Chen Xi Qing, a professor at Shanghai Normal University, has studied the Yangtze for more than 20 years but has never seen anything like the current situation, which he calls a potential environmental and economic disaster.

"In the Yangtze, it seems that it has become dry," he said. "Most of the population, most of the economy are located in the middle and lower Yangtze River."

Roughly 500 million people depend on the river, which flows from Tibet through seven Chinese provinces and sustains cities like Chongqing, Wuhan, Nanjing and Shanghai, where the river empties into the East China Sea.

Farming gobbles up 60 per cent of the available water, but Chen said this year's extraordinary dryness has another explanation: global warming.

Ships grounded

Water levels are so low that more than 10 ships that normally sail the 6,300-kilometre waterway have been grounded over the past two weeks, the Beijing News reported.

The situation is particularly dire near the city of Chongqing in central China, where its 30 million inhabitants have started limiting water supplies and are drilling wells to tap from reservoirs.

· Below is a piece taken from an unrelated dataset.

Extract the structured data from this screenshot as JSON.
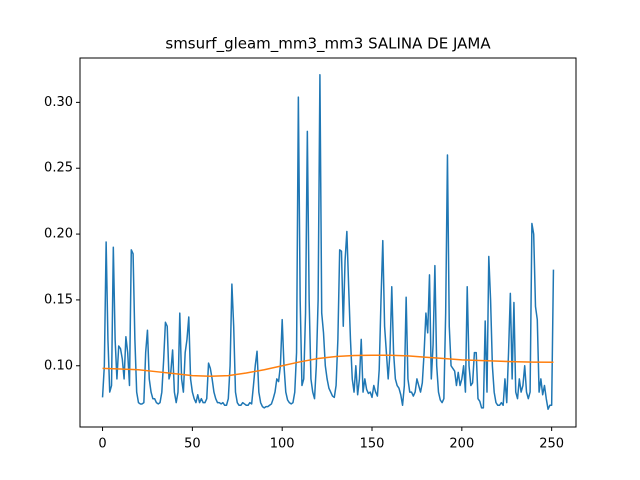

Pumping capacity at Shapingba Waterworks — one of the largest suppliers of drinking water — has plummeted in the industrial city and only one of 10 pipes used to pump water from the Yangtze was still in operation, the Xinhua News Agency reported.

The lack of rainfall and fast flows of fresh water also means pollution is fouling up the Yangtze more than usual.

"If the water levels in Yangtze and its upper tributary Jialing River continue to decline, we'll face a real crisis," Xinhua quoted an unnamed Shaping water bureau spokesman as saying.

The drought is expected to continue until the rainy season begins in May, Xinhua said.